Taking the first step on the housing ladder has become a daunting prospect for the younger generation.
House price growth continues to outstrip wage rises and, following the 2008 market crash, lenders have tightened affordability checks and their risk appetite, meaning first-time buyers must also come up with a substantial cash deposit.
This has meant that parents regularly find themselves in the position of offering a helping hand to their children by way of a cash sum – the oft quoted “Bank of Mum and Dad”. It is estimated that £6.3 billion will be provided by the Bank of Mum and Dad in one form or another this year.
The question that arises at this point, and which we are often asked by clients, is whether this ‘helping hand’ should be by way of gift or loan, or whether the parents or benefactor should take a share in the property to be purchased. Different options have different consequences, particularly when it comes to tax.
There are several advantages to giving a loan, not least that you get your money back (at least in principle!). A loan, as opposed to a gift, also provides protection for the funds. For instance, a child may use the money to buy a property in which they live with a partner. If there is a breakdown in that relationship, there is no risk of losing the value of the funds you provided. That is also a risk associated with gifting cash. However, that risk can be minimised if the child and their partner are willing to enter into a Cohabitation Agreement.
On some occasions, parents may choose to give a loan initially, but at a later time ‘forgive’ that loan. It would, at that date, convert to a gift. If the loan is still outstanding at the date of the parent’s death, it will be an asset in their estate. This may have inheritance tax implications.
It is essential that any loan is properly documented; failure to do so can have devastating consequences, highlighted recently in the press in articles pointing to a rapid rise in the number of cases brought to court by parents trying to retrieve funds from their children.
In one notable case, a couple spent £380,000 in legal fees trying to prevent an estranged daughter-in-law from “walking off “ with half of a sizeable sum they had provided to their son to purchase a house, which the couple claimed was an investment in the property and not a gift. The couple failed to convince the court, and as a result had to also pay the former daughter-in-law’s legal costs.
For a loan, the documentation could be by a simple Personal Bond or a more sophisticated Loan Agreement. A Loan Agreement would state whether the loan is interest-free; if not, whether subject to a fixed or variable rate of interest; and establish the repayment term.
You should also consider whether it would be prudent to take a security for the loan over the property to be purchased. The lender will always insist on a first ranking security and may have to consent to a second security being registered against the property.
Gifting is a popular tool in mitigating inheritance tax liability. Gifts made more than seven years before death are generally not included in the Inheritance Tax calculation. However, where a gift to an individual or to a trust is made within the seven years preceding death, it is counted back into your estate for inheritance tax purposes.

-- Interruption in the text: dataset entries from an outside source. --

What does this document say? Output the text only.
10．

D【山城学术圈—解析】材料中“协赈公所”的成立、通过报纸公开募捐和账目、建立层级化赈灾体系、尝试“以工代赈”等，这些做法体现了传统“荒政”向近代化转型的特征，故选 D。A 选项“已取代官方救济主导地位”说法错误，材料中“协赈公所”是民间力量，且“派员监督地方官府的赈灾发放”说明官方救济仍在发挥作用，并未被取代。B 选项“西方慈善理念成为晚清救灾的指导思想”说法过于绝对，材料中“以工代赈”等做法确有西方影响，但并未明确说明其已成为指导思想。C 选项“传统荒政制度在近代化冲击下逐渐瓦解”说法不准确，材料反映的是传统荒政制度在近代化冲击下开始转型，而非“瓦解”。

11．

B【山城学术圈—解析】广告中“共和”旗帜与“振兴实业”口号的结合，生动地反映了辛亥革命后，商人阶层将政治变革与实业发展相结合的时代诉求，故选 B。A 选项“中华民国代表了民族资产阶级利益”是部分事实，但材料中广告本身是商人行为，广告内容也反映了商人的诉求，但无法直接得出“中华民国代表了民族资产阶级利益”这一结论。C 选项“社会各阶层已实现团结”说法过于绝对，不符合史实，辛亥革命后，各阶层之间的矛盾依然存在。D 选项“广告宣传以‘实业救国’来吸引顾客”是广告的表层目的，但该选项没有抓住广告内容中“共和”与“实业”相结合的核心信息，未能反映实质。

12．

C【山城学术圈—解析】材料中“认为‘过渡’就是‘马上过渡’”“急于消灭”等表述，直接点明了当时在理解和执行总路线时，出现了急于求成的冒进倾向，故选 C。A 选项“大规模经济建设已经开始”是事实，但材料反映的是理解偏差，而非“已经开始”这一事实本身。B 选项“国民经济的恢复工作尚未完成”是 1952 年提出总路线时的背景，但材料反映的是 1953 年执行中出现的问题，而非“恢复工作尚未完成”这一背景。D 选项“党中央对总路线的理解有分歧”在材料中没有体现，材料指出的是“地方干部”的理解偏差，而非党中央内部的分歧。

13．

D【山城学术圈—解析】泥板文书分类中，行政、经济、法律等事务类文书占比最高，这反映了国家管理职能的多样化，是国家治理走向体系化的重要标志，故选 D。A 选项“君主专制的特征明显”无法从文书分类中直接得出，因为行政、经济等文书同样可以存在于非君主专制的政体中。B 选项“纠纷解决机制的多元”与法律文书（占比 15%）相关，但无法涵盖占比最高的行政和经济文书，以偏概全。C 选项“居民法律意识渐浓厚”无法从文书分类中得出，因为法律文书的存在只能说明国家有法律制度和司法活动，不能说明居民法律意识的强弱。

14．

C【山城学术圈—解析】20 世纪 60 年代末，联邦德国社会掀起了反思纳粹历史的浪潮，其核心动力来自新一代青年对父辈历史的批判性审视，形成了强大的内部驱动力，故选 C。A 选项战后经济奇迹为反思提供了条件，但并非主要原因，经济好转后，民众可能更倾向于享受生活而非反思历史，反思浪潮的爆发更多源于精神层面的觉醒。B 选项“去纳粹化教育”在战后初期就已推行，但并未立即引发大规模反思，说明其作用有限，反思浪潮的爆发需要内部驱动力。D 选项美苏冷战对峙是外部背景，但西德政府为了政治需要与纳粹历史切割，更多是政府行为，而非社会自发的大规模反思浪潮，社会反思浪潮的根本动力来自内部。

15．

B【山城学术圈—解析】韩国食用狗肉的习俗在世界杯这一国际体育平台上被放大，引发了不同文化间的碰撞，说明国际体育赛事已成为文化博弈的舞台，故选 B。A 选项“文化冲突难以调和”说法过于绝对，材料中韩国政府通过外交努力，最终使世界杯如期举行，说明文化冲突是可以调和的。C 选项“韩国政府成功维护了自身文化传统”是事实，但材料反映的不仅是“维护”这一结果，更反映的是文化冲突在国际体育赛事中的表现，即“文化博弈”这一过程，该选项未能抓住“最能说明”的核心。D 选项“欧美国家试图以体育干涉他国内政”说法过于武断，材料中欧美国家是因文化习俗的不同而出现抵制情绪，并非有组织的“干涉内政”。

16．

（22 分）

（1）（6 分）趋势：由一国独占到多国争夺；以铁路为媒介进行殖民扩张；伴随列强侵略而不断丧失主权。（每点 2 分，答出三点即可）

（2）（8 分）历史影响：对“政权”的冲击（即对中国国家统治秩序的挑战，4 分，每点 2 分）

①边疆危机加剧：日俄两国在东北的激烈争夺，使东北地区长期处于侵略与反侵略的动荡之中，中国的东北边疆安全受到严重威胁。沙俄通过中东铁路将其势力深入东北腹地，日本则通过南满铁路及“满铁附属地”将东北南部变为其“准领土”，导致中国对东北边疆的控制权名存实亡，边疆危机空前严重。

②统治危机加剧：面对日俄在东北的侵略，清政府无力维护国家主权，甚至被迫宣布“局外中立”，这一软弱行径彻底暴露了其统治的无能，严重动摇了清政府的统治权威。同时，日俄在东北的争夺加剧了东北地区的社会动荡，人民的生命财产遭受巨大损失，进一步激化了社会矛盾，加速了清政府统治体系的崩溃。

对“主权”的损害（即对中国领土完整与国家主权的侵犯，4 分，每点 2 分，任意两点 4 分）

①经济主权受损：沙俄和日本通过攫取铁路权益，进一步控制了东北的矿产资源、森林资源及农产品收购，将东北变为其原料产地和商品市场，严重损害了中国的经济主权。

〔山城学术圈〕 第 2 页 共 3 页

As mentioned above, a disadvantage to gifting outright is that the value of the gift may be at risk if your child’s relationship with their partner breaks down or they get themselves into financial difficulties. A Cohabitation Agreement can mitigate the risk with partners, but not creditors. A trust is a particularly useful vehicle if a parent wants to make a gift but still wishes to retain control and protect the value of the gift.
Again, clearly documenting the arrangement is important. In the case of an outright gift, a Memorandum of Gift should be made which sets out the donee (the receiver of the gift), its value and the date when it was made. This is particularly important from an inheritance tax perspective, facilitating the smooth administration of the parent’s estate on death and minimising the risk of misunderstandings between siblings or HM Revenue and Customs (HMRC). The Revenue advises that it only accepts the release of a loan by way of gift if the release is effected by deed.
On death, executors, potential beneficiaries and indeed HMRC will want to determine the status of any financial assistance given. Having a clear written narration of the financial arrangement can save both time and possible conflicts after death.
Helping children financially is an enormous benefit, giving them a significant advantage in obtaining a property or providing them with financial stability at an important time in their lives. However, it is vital to consider the means by which this is done and to document the arrangement clearly.
Given the complexities, it is always best to seek professional advice from your solicitor when considering passing wealth to your children, who can advise on the advantages and pitfalls in the options available.